Women like Sita are proving the stereotypes wrong. The traffic police say women follow the traffic laws and drive more carefully than male drivers. Assistant Sub Inspector Rupa Rai reports that women drivers have been involved in a lower percentage of accidents than men, and that many of these accidents were due to male drivers trying to overtake the vehicles driven by women.

In the beginning, people used to line up on the road to watch women driving the tempos. But now they are used to them, and many people even prefer to use the tempos driven by women. The increase in women drivers on the road has accompanied a shift in the way Nepalese society thinks about women’s work.

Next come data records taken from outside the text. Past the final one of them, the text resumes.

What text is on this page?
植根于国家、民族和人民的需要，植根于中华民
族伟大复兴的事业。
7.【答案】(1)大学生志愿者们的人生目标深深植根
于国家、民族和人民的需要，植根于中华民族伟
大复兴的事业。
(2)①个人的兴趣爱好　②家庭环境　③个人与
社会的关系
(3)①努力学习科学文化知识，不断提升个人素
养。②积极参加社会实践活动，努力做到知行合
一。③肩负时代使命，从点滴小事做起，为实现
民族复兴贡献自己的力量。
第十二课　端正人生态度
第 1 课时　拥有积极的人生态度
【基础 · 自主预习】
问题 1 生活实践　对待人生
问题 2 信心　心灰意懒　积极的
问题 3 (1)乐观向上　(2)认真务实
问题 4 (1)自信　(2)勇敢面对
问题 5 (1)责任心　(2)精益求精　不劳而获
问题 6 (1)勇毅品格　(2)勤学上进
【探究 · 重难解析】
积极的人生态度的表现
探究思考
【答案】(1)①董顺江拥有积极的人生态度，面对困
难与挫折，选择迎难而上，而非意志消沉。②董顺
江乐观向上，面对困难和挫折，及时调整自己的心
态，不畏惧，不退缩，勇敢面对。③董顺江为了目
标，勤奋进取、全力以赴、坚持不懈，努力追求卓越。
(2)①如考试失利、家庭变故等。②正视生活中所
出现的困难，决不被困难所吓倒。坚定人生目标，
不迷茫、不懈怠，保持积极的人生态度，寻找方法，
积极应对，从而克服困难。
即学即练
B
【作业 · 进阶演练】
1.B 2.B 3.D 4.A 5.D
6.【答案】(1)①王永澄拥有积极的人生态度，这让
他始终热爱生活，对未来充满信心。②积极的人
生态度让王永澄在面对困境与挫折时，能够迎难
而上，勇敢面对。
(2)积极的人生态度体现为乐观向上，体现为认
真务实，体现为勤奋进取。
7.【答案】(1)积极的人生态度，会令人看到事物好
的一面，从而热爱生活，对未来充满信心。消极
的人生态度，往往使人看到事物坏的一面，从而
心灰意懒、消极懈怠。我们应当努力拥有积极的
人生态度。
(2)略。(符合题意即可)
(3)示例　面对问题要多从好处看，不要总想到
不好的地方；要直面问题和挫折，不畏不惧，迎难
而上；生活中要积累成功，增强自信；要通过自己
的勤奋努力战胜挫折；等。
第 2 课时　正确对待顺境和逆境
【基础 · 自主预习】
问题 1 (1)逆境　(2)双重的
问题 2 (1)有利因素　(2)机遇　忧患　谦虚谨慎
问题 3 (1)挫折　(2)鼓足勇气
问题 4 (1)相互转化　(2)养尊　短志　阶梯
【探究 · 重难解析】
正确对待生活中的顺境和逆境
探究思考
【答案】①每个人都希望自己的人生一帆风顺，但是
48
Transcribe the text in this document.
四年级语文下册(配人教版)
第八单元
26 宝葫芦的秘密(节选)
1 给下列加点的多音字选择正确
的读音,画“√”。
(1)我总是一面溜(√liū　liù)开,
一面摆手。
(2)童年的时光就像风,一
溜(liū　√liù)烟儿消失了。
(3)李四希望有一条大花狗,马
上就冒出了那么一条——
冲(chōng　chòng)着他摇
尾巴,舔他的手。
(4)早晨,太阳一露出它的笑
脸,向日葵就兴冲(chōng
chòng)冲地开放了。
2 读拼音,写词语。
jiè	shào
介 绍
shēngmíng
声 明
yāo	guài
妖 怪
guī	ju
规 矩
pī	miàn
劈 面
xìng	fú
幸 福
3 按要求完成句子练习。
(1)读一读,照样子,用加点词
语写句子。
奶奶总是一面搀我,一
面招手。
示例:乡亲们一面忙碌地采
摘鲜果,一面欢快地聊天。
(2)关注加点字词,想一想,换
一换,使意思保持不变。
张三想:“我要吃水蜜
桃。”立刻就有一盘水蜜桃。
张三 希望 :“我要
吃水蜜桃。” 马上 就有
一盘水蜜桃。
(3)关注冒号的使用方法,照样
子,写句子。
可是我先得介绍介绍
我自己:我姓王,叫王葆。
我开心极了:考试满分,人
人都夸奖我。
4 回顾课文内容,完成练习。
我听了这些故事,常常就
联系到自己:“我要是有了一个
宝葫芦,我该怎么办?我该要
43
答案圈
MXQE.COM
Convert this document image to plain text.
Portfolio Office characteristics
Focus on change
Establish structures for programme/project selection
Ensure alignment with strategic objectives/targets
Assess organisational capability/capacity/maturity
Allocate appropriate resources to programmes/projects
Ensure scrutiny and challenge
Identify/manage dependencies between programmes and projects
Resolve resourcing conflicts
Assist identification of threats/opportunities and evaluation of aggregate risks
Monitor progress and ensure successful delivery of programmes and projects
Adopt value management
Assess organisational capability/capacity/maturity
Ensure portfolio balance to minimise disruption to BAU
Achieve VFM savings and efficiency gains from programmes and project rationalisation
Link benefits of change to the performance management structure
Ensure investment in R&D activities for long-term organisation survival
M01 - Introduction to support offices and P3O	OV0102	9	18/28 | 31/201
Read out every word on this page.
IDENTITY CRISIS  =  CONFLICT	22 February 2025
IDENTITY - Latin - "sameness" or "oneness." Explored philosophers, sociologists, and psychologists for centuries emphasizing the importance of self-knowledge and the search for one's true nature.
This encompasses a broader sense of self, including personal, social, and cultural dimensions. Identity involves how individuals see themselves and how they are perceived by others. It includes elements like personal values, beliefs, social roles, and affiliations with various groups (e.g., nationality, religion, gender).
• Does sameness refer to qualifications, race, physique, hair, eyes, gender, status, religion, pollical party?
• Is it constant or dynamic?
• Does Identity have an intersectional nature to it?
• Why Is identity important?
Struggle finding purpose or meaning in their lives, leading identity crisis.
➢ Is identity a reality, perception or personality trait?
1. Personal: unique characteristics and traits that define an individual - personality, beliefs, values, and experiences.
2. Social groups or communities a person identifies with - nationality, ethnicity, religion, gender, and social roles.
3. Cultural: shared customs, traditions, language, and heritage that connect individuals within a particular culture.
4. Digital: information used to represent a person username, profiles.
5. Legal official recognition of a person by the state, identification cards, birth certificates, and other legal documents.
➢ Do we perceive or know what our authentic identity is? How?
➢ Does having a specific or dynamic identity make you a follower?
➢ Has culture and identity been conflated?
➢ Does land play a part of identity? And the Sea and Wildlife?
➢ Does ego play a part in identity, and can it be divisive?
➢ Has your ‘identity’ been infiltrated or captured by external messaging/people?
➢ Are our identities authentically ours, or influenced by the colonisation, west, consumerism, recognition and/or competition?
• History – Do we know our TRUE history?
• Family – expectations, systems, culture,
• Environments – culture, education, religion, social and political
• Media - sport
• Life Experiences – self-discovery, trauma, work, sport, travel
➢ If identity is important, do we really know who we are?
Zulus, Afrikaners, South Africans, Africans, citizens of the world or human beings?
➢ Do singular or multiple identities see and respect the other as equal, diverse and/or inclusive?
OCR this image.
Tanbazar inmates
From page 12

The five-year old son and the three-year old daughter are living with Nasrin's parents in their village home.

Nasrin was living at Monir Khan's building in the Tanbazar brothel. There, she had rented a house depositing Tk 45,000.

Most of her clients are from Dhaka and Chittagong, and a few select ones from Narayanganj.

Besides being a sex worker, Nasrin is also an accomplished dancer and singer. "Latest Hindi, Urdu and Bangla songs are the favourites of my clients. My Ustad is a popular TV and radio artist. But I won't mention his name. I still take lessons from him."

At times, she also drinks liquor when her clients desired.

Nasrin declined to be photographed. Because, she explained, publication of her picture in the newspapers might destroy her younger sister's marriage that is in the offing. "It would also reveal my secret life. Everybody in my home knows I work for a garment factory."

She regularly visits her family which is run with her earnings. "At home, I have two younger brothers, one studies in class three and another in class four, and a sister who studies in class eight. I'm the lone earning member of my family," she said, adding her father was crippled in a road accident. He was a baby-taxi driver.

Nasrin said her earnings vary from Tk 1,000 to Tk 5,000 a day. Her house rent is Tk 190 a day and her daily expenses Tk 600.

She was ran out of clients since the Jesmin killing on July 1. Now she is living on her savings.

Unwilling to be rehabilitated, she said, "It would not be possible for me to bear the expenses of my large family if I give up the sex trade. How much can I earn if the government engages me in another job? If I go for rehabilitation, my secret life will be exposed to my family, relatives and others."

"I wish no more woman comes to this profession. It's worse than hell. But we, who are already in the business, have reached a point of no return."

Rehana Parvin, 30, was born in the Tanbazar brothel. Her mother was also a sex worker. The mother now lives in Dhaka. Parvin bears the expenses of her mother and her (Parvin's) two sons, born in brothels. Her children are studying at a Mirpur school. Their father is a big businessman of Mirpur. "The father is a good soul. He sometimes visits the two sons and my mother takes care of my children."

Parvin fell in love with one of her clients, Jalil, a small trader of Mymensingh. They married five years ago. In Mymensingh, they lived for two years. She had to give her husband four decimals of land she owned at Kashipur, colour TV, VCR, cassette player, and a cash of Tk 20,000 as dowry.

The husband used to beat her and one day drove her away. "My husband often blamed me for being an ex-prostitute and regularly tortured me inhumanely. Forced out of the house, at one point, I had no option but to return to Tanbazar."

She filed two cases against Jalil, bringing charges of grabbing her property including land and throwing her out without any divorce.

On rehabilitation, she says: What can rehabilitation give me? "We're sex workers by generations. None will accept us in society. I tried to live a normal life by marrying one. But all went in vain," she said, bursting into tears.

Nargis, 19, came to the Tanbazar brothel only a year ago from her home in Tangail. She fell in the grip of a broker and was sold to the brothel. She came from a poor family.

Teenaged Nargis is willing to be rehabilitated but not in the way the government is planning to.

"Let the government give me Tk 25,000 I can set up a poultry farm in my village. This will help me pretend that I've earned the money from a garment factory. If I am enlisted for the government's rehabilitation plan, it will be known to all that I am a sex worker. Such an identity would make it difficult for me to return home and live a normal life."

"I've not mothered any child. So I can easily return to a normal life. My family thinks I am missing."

A Central Bureau of Statistics labor survey in 2008 showed that 66% of women are now employed full time, and the number of women who own their own houses has increased over the past 10 years. The study also showed that men’s involvement in household chores has increased 9% in the past decade. According to Meghraj Gautam, a central member of the Drivers Labor Union, many husbands are helping with household work when the women are on the road driving tempos, which has allowed women to enter the field and continue this work.

Sita suggests that the government could further women’s participation in this growing profession by providing women affordable access to driving instruction. Nepal’s lawmakers are currently working on a new constitution, and Sita hopes that this document will include provisions to help women to enter new areas of leadership. Today, only 5 out of Nepal’s 219 judges are women, and roughly two-thirds of the constituent assembly are men. Nepal has an opportunity to support women like Sita who are already working challenging, non-traditional jobs, to further female empowerment and end gender discrimination. And to give Nepali girls many more strong role models like Sita to look up to when they dream about their futures.

Comment on this Editorial


It is such a powerful article contributed to speak out more how women taxi drivers are facing and giving more benefits than man taxi drivers. Congratulations dearest! You are always amazing for me!



Regards, Sarvina from Cambodia VOF 2011 Correspondent

Its amazing to see woman cutting down walls and standards. How liberating driving can be for those who arent given the chance to do it. Thank you for being alive and inspiring!